World Bank on 6 October 2014 released South Asia Economic Focus report. According to the report, the region’s economy will expand by 6 percent in 2015 and by 6.4 percent in 2016 as compared to 5.4 percent in 2014, potentially making it the second fastest growing region in the world after East Asia and the Pacific.
Highlights of the report
• South Asia’s economy will expand by a real 6 percent in 2015 and by 6.4 percent in 2016 compared to 5.4 percent in 2014. The increase of economy is potentially making it the second fastest growing region in the world after East Asia and the Pacific.
• The outlook for South Asia over the next years indicates broad economic stability and a pick-up in growth with potential risks concentrated on the fiscal and structural reform side.
• But the Future growth will increasingly depend on strong investment and export performance.
• Global recovery remains below expectations and has proven uneven in the across major economies like US and Euro Zone.
• Monetary tightening in an increasingly dynamic US and potential deflation in a weak Euro zone constitute sources of risk for developing and emerging market economies alike. However, bigger effects on the fortunes of the region could come from domestic developments.
• Political turmoil and non-sustainable fiscal policies could undermine stability and investor confidence in South Asia whereas sound macroeconomic policies and economic reforms could spur faster growth.
• Exports in the South Asia region have recently shown a strong export performance which is growing in the double digits in most of the countries.
• Sales abroad were boosted by favorable tailwinds, such as the depreciation of the Indian rupee in 2013; there are also deeper trends at play.
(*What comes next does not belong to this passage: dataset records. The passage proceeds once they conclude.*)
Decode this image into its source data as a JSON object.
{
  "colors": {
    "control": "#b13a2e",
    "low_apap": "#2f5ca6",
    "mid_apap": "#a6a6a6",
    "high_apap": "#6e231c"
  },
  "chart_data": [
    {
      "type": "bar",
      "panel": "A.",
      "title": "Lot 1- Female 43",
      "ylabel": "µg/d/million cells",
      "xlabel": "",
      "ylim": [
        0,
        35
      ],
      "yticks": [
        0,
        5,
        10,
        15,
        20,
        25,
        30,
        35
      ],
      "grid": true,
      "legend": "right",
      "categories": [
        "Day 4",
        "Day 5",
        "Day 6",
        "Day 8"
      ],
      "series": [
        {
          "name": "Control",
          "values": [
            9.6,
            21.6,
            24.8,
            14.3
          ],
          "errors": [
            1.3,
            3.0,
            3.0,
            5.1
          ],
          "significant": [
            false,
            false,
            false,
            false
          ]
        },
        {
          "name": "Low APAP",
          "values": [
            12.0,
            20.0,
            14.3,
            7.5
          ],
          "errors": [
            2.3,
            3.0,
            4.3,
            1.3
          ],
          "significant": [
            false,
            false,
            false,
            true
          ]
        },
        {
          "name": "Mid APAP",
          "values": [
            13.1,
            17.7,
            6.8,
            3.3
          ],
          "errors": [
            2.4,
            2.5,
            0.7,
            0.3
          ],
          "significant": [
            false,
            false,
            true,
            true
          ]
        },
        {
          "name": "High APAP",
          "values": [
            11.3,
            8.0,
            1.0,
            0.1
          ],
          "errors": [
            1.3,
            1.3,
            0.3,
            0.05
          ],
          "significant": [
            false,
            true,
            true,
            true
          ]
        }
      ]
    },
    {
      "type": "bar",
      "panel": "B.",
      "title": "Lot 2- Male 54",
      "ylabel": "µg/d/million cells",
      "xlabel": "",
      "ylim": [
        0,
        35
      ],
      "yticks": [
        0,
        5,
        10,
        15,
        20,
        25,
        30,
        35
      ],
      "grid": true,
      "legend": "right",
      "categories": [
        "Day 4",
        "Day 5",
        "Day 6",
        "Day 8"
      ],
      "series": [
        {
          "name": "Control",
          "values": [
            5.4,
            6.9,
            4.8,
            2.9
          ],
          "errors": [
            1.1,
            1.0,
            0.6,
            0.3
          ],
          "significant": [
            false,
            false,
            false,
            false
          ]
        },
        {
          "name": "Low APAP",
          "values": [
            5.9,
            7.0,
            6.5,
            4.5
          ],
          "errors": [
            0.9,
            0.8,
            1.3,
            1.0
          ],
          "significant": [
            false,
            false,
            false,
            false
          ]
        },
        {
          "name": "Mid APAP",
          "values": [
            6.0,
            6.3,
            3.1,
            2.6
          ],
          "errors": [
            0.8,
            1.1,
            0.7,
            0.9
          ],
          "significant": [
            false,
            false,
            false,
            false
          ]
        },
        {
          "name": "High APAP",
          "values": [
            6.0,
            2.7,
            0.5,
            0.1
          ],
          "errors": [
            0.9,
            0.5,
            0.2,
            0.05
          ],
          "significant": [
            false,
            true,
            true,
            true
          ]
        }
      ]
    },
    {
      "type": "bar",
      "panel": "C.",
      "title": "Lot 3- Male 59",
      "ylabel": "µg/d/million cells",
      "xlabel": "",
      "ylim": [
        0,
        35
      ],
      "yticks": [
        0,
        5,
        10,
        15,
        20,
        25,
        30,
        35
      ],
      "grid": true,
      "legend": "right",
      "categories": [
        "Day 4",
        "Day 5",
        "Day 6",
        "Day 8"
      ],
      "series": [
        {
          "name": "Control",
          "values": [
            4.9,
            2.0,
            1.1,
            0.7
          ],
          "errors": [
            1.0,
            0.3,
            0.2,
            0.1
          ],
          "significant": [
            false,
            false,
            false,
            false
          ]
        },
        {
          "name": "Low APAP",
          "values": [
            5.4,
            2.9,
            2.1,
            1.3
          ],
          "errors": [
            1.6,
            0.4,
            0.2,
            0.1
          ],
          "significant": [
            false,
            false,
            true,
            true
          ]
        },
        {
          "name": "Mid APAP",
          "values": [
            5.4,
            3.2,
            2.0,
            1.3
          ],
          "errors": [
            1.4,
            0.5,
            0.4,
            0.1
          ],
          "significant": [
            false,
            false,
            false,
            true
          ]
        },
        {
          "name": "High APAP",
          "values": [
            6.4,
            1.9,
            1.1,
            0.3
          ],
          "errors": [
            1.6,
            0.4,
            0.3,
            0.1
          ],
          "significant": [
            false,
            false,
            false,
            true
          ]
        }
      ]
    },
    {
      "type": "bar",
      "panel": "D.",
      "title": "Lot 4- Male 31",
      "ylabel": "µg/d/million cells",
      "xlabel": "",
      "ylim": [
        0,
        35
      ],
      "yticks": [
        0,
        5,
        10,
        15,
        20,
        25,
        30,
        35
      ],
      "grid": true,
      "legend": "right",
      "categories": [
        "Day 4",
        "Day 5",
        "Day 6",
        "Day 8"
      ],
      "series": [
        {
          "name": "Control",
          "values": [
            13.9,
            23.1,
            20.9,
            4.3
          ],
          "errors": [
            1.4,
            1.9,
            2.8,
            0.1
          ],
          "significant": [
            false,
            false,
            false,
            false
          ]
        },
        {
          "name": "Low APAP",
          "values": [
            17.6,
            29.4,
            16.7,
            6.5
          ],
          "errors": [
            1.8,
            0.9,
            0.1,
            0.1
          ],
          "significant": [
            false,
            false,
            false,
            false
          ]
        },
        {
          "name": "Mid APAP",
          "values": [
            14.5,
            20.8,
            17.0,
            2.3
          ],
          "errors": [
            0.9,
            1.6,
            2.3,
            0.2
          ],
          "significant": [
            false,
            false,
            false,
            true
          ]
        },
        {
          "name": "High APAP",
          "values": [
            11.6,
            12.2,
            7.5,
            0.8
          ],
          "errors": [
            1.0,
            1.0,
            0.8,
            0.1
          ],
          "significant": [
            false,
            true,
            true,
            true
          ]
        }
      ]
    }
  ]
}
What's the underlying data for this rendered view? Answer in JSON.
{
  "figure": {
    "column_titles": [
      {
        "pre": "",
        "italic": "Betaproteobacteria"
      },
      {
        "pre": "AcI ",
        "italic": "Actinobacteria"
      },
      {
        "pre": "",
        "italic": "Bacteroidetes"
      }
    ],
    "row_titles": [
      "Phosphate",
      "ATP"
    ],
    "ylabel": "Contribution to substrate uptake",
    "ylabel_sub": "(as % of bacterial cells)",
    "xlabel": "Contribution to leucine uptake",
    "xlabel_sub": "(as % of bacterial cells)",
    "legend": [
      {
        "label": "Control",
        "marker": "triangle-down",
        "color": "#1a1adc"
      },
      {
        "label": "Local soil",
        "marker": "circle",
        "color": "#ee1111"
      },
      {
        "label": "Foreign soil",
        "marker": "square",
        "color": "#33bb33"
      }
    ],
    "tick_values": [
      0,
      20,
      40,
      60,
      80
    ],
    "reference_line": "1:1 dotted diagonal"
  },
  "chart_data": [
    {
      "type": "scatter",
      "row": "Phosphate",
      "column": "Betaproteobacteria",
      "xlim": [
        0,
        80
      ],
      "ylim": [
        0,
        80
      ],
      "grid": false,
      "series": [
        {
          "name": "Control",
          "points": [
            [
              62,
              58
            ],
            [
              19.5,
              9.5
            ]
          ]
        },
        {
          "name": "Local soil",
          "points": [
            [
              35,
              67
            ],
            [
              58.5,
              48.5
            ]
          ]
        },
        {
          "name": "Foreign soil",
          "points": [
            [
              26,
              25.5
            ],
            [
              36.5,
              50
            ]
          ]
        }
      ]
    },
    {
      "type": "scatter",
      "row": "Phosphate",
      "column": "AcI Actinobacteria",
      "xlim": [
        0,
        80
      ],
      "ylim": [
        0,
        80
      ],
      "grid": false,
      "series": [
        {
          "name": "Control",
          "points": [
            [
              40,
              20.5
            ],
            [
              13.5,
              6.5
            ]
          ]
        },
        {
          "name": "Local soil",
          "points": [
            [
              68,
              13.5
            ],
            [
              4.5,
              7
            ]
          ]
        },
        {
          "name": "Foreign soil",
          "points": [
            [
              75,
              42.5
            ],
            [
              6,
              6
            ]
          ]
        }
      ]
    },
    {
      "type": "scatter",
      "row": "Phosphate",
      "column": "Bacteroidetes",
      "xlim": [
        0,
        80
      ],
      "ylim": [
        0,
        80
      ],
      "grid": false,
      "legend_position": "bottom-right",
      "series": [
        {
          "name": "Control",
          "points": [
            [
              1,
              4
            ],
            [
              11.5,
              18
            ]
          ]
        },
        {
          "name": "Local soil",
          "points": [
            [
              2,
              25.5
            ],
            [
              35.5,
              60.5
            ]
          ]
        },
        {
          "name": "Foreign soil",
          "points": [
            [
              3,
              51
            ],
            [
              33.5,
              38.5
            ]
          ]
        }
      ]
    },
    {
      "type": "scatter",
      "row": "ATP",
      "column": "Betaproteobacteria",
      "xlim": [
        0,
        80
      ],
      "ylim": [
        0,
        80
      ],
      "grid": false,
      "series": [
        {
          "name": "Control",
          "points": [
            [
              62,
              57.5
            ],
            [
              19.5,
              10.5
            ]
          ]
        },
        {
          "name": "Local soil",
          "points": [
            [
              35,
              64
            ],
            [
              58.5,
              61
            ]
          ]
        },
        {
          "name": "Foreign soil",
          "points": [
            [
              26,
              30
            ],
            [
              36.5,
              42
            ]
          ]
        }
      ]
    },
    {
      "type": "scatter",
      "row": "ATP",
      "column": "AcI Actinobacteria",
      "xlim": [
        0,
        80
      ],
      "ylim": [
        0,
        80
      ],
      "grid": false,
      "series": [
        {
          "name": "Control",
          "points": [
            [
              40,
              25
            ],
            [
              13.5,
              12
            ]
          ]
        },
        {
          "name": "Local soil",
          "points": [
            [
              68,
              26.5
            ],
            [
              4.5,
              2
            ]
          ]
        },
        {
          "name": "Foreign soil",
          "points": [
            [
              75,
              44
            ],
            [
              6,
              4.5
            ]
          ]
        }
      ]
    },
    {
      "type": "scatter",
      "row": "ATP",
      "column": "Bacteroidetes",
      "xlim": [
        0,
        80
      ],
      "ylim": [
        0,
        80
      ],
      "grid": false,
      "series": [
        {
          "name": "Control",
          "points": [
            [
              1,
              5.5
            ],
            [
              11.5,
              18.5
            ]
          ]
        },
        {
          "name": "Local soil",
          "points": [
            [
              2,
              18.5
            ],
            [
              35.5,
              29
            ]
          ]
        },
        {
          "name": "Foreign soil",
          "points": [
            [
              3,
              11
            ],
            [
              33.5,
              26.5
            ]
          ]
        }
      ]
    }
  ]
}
• Export diversification by type of product increased, as did the share of emerging markets in total exports. These are manifestations of an increasingly stronger position of the region in global markets.
• South Asia has an opportunity to become the manufacturing hub of the world since East Asian labour costs increased but achieving this will require boosting competitiveness.
• Other countries in South Asia are Afghanistan, Bangladesh, Bhutan, Maldives, Nepal, Pakistan and Sri Lanka.
• Pakistan’s economic growth is forecast at 4.4 percent in FY2015 after 4.1 percent in 2014. Recent political turmoil of Pakistan had damaged investor confidence and thereby weakened growth prospects.
• Bangladesh is forecast to grow by 6.2 percent in 2015 and an estimated 6.1 percent in 2014.
• Sri Lanka is expected to continue its strong growth at 8.2 percent in 2015 rising from 7.8 percent in 2014.
• Afghanistan is on a more fragile path, dominated by security and political concerns, after having grown by a modest 1.5 percent in 2013.
• The report claims that the Indian economy will comprise 80 percent of the region’s output, which is set to grow by 6.4 percent in fiscal year (FY) 2015-16 after 5.6 percent in FY 2014-15.
• According to report, India is benefiting from a Modi dividend as the economic activity kept floating by expectations from the newly elected government of Prime Minister Narendra Modi.
• Recovery of US economy will provide a market for Indian merchandise and service exports. Private investment is expected to pick up, and declining oil prices should boost private sector competitiveness.
• But economic reforms will be needed for India to achieve its full long-term growth potential.